How to read an interlinear gloss
The three lines
A standard gloss stacks three lines, top to bottom:
- The source line is the original text, often split into morphemes with hyphens.
- The gloss line labels each piece of the source, with plain words for meanings and short tags for grammar.
- The free translation gives the whole sentence in natural English, usually in quotation marks.
Read it in passes
Start with the bottom line to learn what the sentence means. Then read the top two lines together, word by word, dropping from each source word to the gloss directly under it. The gloss tells you which part of the meaning each word carries. The source and gloss stay aligned, so your eye can move straight down at any point.
What the small-capital labels mean
Grammar is written in short labels rather than full words. NOM marks a subject, PST marks past tense, 1SG marks a first-person singular. Plain words like “house” or “run” are lexical meanings; the labels are grammatical categories. You do not need to memorize them: keep the list open while you read.
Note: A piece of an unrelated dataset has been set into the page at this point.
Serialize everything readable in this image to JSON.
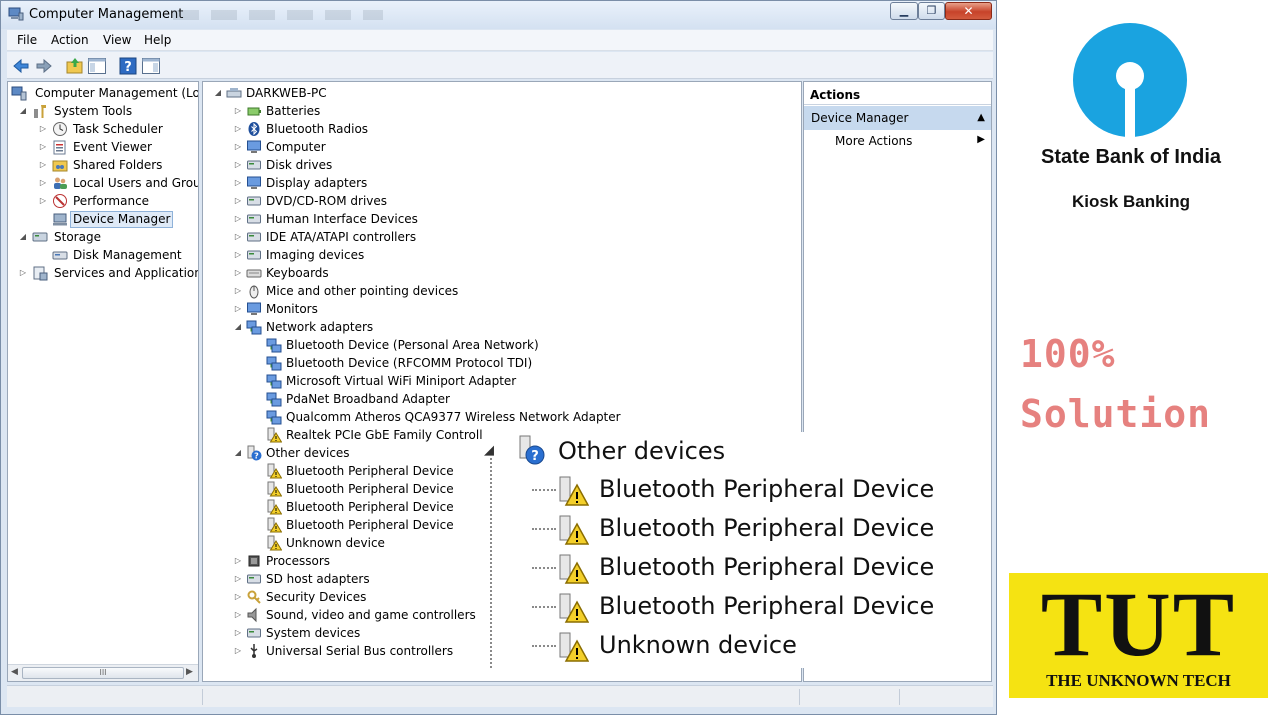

The glossing abbreviations cheat sheet explains the common ones with plain notes.
Hyphens and a few marks
A hyphen separates morphemes, and the gloss line uses the same number of hyphens as the source, so every piece has a partner. A period inside a gloss joins meanings that share one form, as in come.out or PST.FEM. A tilde marks a copied syllable, and an overt ø marks a piece that has meaning but no sound. The notation marks section lists them with examples.
A worked example
The Turkish sentence Odadan hızlı çıktım walks through one clause token by token: oda-dan is room-ABL, hız-lı is speed-COM, and çık-tı-m is exit-PFV-1SG. Reading it is good practice, because three short Turkish words answer to five English ones, and the connectors show which goes with which.